Chincoteague has more than 1,200 business license holders, but around 650 are individual rental home license holders, who are not eligible. That still leaves hundreds of eligible business license holders.

“We’re not going to be able to please everybody,” said Mayor J. Arthur Leonard.

Leonard appointed council members Chris Bott and Bowden to a committee being established to review applications, which likely will include additional members.

Broadband Update

Robert Bridgham, Eastern Shore of Virginia Broadband Authority executive director, updated the town council about recent developments, including expansion of the fiber-to-the-home initiative.

The authority is similar to a public utility and owns, operates, and maintains an open access network.

Rates for its fiber-to-the-home service range from $40 to $176 per month, depending on bandwidth and length of contract.

The authority embarked on its fiber-to-the-home project in September 2016 and in 2018 announced its intention to expand the residential service to an additional 11,000 homes in a project funded in part by a $4 million loan.

“For years we held back from doing it…but we had meeting after meeting where we got a lot of feedback that we needed to do this,” Bridgham said of the service.

Service on Chincoteague is set to expand, according to Bridgham.

“Essentially, we are trying to get our main backbone as close to every neighborhood here on the island as possible,” he said.
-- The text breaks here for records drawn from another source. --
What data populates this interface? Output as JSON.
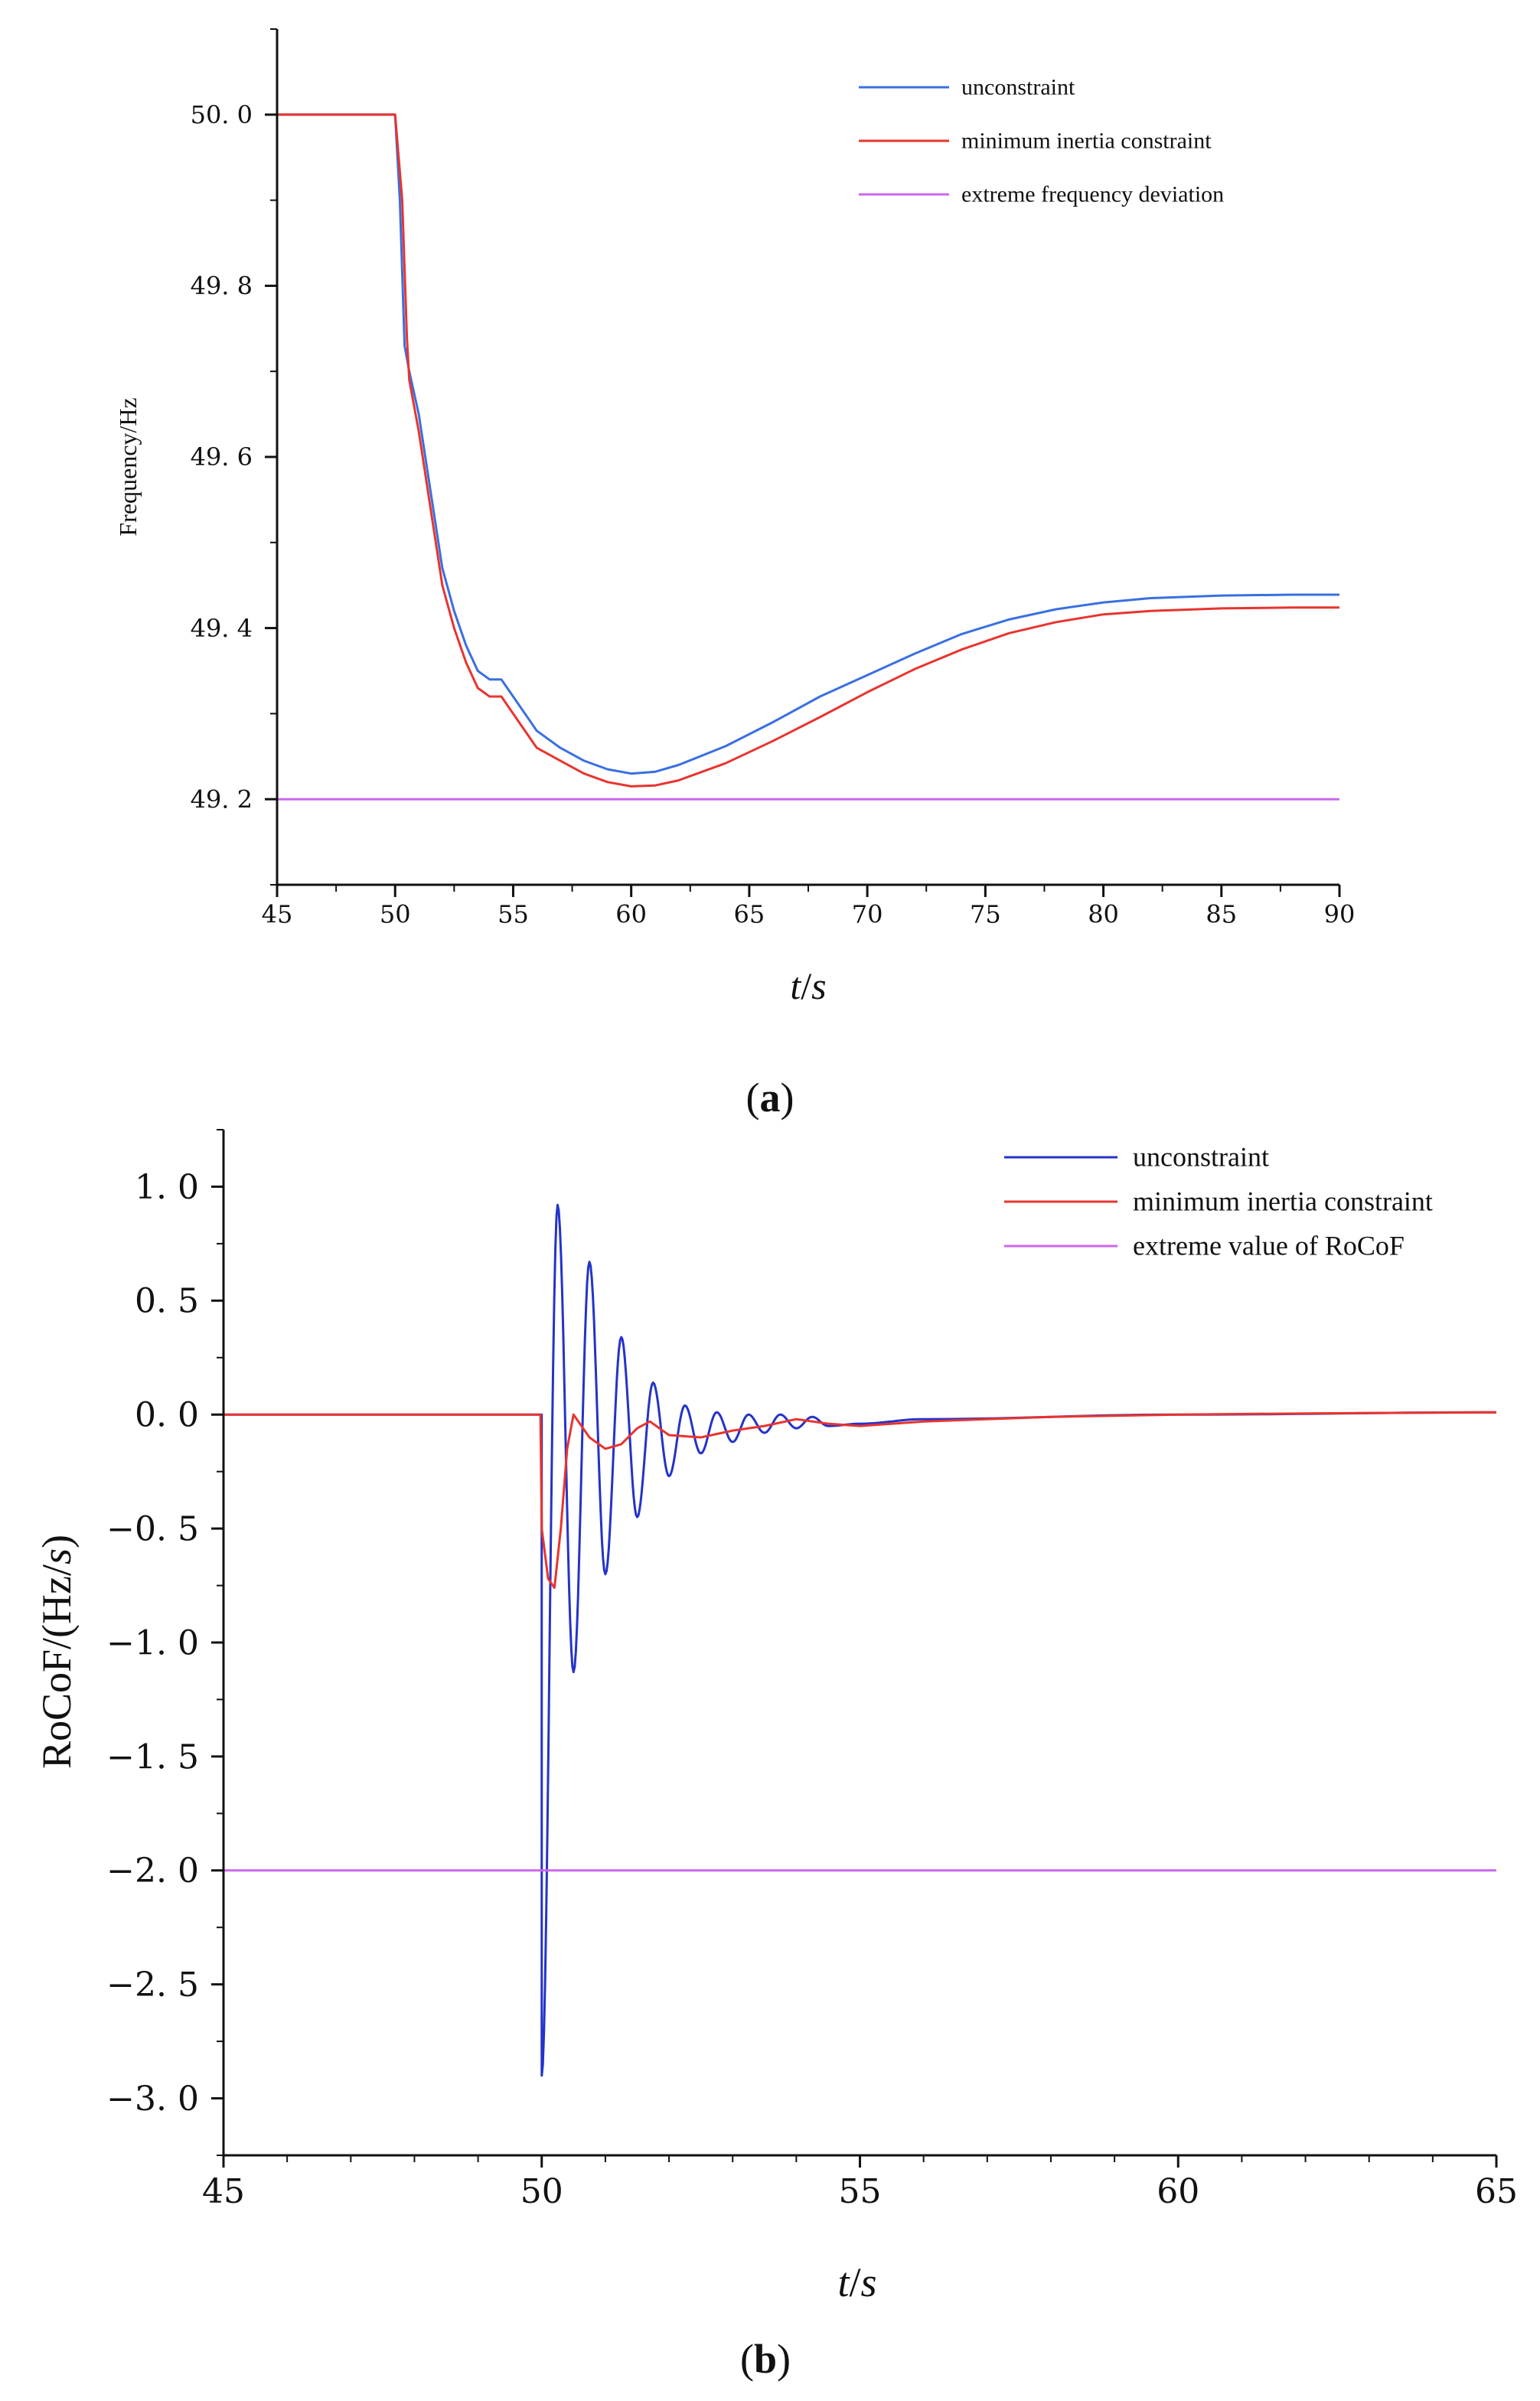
{
  "panel_labels": {
    "a": "a",
    "b": "b"
  },
  "chart_data": [
    {
      "id": "a",
      "type": "line",
      "title": "",
      "xlabel": {
        "italic": "t",
        "rest": "/",
        "italic2": "s"
      },
      "ylabel": "Frequency/Hz",
      "xlim": [
        45,
        90
      ],
      "ylim": [
        49.1,
        50.1
      ],
      "xticks": [
        45,
        50,
        55,
        60,
        65,
        70,
        75,
        80,
        85,
        90
      ],
      "xtick_labels": [
        "45",
        "50",
        "55",
        "60",
        "65",
        "70",
        "75",
        "80",
        "85",
        "90"
      ],
      "yticks": [
        49.2,
        49.4,
        49.6,
        49.8,
        50.0
      ],
      "ytick_labels": [
        "49. 2",
        "49. 4",
        "49. 6",
        "49. 8",
        "50. 0"
      ],
      "legend_position": "top-right",
      "series": [
        {
          "name": "unconstraint",
          "color": "#3a6fe0",
          "points": [
            [
              45,
              50.0
            ],
            [
              50.0,
              50.0
            ],
            [
              50.2,
              49.9
            ],
            [
              50.4,
              49.73
            ],
            [
              50.6,
              49.7
            ],
            [
              51.0,
              49.65
            ],
            [
              51.5,
              49.56
            ],
            [
              52.0,
              49.47
            ],
            [
              52.5,
              49.42
            ],
            [
              53.0,
              49.38
            ],
            [
              53.5,
              49.35
            ],
            [
              54.0,
              49.34
            ],
            [
              54.5,
              49.34
            ],
            [
              55.0,
              49.32
            ],
            [
              56.0,
              49.28
            ],
            [
              57.0,
              49.26
            ],
            [
              58.0,
              49.245
            ],
            [
              59.0,
              49.235
            ],
            [
              60.0,
              49.23
            ],
            [
              61.0,
              49.232
            ],
            [
              62.0,
              49.24
            ],
            [
              64.0,
              49.262
            ],
            [
              66.0,
              49.29
            ],
            [
              68.0,
              49.32
            ],
            [
              70.0,
              49.345
            ],
            [
              72.0,
              49.37
            ],
            [
              74.0,
              49.393
            ],
            [
              76.0,
              49.41
            ],
            [
              78.0,
              49.422
            ],
            [
              80.0,
              49.43
            ],
            [
              82.0,
              49.435
            ],
            [
              85.0,
              49.438
            ],
            [
              88.0,
              49.439
            ],
            [
              90.0,
              49.439
            ]
          ]
        },
        {
          "name": "minimum inertia constraint",
          "color": "#e8342f",
          "points": [
            [
              45,
              50.0
            ],
            [
              50.0,
              50.0
            ],
            [
              50.3,
              49.9
            ],
            [
              50.5,
              49.74
            ],
            [
              50.6,
              49.69
            ],
            [
              51.0,
              49.63
            ],
            [
              51.5,
              49.54
            ],
            [
              52.0,
              49.45
            ],
            [
              52.5,
              49.4
            ],
            [
              53.0,
              49.36
            ],
            [
              53.5,
              49.33
            ],
            [
              54.0,
              49.32
            ],
            [
              54.5,
              49.32
            ],
            [
              55.0,
              49.3
            ],
            [
              56.0,
              49.26
            ],
            [
              57.0,
              49.245
            ],
            [
              58.0,
              49.23
            ],
            [
              59.0,
              49.22
            ],
            [
              60.0,
              49.215
            ],
            [
              61.0,
              49.216
            ],
            [
              62.0,
              49.222
            ],
            [
              64.0,
              49.242
            ],
            [
              66.0,
              49.268
            ],
            [
              68.0,
              49.296
            ],
            [
              70.0,
              49.325
            ],
            [
              72.0,
              49.352
            ],
            [
              74.0,
              49.375
            ],
            [
              76.0,
              49.394
            ],
            [
              78.0,
              49.407
            ],
            [
              80.0,
              49.416
            ],
            [
              82.0,
              49.42
            ],
            [
              85.0,
              49.423
            ],
            [
              88.0,
              49.424
            ],
            [
              90.0,
              49.424
            ]
          ]
        },
        {
          "name": "extreme frequency deviation",
          "color": "#cc66ee",
          "points": [
            [
              45,
              49.2
            ],
            [
              90,
              49.2
            ]
          ]
        }
      ]
    },
    {
      "id": "b",
      "type": "line",
      "title": "",
      "xlabel": {
        "italic": "t",
        "rest": "/",
        "italic2": "s"
      },
      "ylabel": {
        "prefix": "RoCoF/(Hz/",
        "italic": "s",
        "suffix": ")"
      },
      "xlim": [
        45,
        65
      ],
      "ylim": [
        -3.25,
        1.25
      ],
      "xticks": [
        45,
        50,
        55,
        60,
        65
      ],
      "xtick_labels": [
        "45",
        "50",
        "55",
        "60",
        "65"
      ],
      "yticks": [
        -3.0,
        -2.5,
        -2.0,
        -1.5,
        -1.0,
        -0.5,
        0.0,
        0.5,
        1.0
      ],
      "ytick_labels": [
        "−3. 0",
        "−2. 5",
        "−2. 0",
        "−1. 5",
        "−1. 0",
        "−0. 5",
        "0. 0",
        "0. 5",
        "1. 0"
      ],
      "legend_position": "top-right",
      "series": [
        {
          "name": "unconstraint",
          "color": "#2433c8",
          "model": "damped",
          "t0": 50.0,
          "preValue": 0.0,
          "dropTo": -2.9,
          "mean": -0.05,
          "peaks": [
            [
              50.0,
              -2.9
            ],
            [
              50.25,
              0.92
            ],
            [
              50.5,
              -1.13
            ],
            [
              50.75,
              0.67
            ],
            [
              51.0,
              -0.7
            ],
            [
              51.25,
              0.34
            ],
            [
              51.5,
              -0.45
            ],
            [
              51.75,
              0.14
            ],
            [
              52.0,
              -0.27
            ],
            [
              52.25,
              0.04
            ],
            [
              52.5,
              -0.17
            ],
            [
              52.75,
              0.01
            ],
            [
              53.0,
              -0.12
            ],
            [
              53.25,
              0.0
            ],
            [
              53.5,
              -0.08
            ],
            [
              53.75,
              0.0
            ],
            [
              54.0,
              -0.06
            ],
            [
              54.25,
              -0.01
            ],
            [
              54.5,
              -0.05
            ],
            [
              55.0,
              -0.04
            ],
            [
              56.0,
              -0.02
            ],
            [
              60.0,
              0.0
            ],
            [
              65.0,
              0.01
            ]
          ]
        },
        {
          "name": "minimum inertia constraint",
          "color": "#e8342f",
          "points": [
            [
              45,
              0.0
            ],
            [
              49.98,
              0.0
            ],
            [
              50.0,
              -0.5
            ],
            [
              50.1,
              -0.72
            ],
            [
              50.2,
              -0.76
            ],
            [
              50.3,
              -0.5
            ],
            [
              50.4,
              -0.15
            ],
            [
              50.5,
              0.0
            ],
            [
              50.6,
              -0.04
            ],
            [
              50.75,
              -0.1
            ],
            [
              51.0,
              -0.15
            ],
            [
              51.25,
              -0.13
            ],
            [
              51.5,
              -0.06
            ],
            [
              51.7,
              -0.03
            ],
            [
              52.0,
              -0.09
            ],
            [
              52.5,
              -0.1
            ],
            [
              53.0,
              -0.07
            ],
            [
              53.5,
              -0.05
            ],
            [
              54.0,
              -0.02
            ],
            [
              54.5,
              -0.04
            ],
            [
              55.0,
              -0.05
            ],
            [
              56.0,
              -0.03
            ],
            [
              58.0,
              -0.01
            ],
            [
              60.0,
              0.0
            ],
            [
              62.0,
              0.005
            ],
            [
              65.0,
              0.01
            ]
          ]
        },
        {
          "name": "extreme value of RoCoF",
          "color": "#cc66ee",
          "points": [
            [
              45,
              -2.0
            ],
            [
              65,
              -2.0
            ]
          ]
        }
      ]
    }
  ]
}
A slide of the Eastern Shore Broadband Authority’s proposed Chincoteague broadband fiber network is displayed during the Chincoteague Town Council workshop on Thursday, July 16. Photo by Carol Vaughn.

Smith Street Property

The council tabled action on spending $30,000 for the next phase of an improvement project to property on Smith Street — which is to pave and make other improvements to the parking lot.

An individual has offered to donate half the $60,000 cost to pave the lot, Tolbert said.
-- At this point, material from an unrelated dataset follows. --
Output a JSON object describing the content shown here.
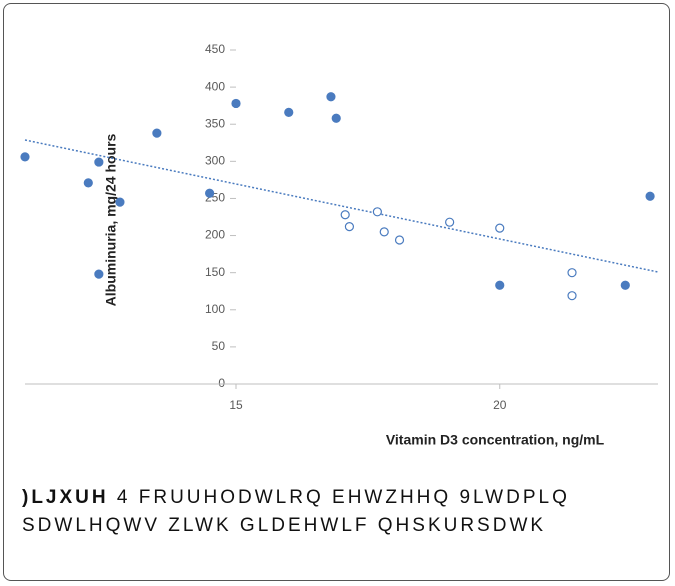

The property was given to the town in December 2018, with certain conditions and a schedule for its improvement.

Plans include creating parking, paving the remainder of Smith Street extended, creating an athletic field, and installing playground equipment and a picnic area, among other improvements.

Tolbert told the council the town to date has spent $92,000 on the project, including for engineering, design, permitting, site work, and other costs.

Remaining in this year’s budget for the project is $50,000.

“Everyone here knows our current situation and what we are facing,” revenue-wise, due to the COVID-19 pandemic, Tolbert said, adding, “We are trying to be as fiscally responsible as we can be.”

He asked the council whether they wanted to pursue the next phase of the project at this time.

“Right now, I think that we need to back up a couple of inches here and see what’s going to happen the rest of the summer,” Bowden said.

McComb asked Tolbert to consult with the Accomack-Northampton Planning District Commission about the possibility of finding a $30,000 grant to help pay for the parking lot.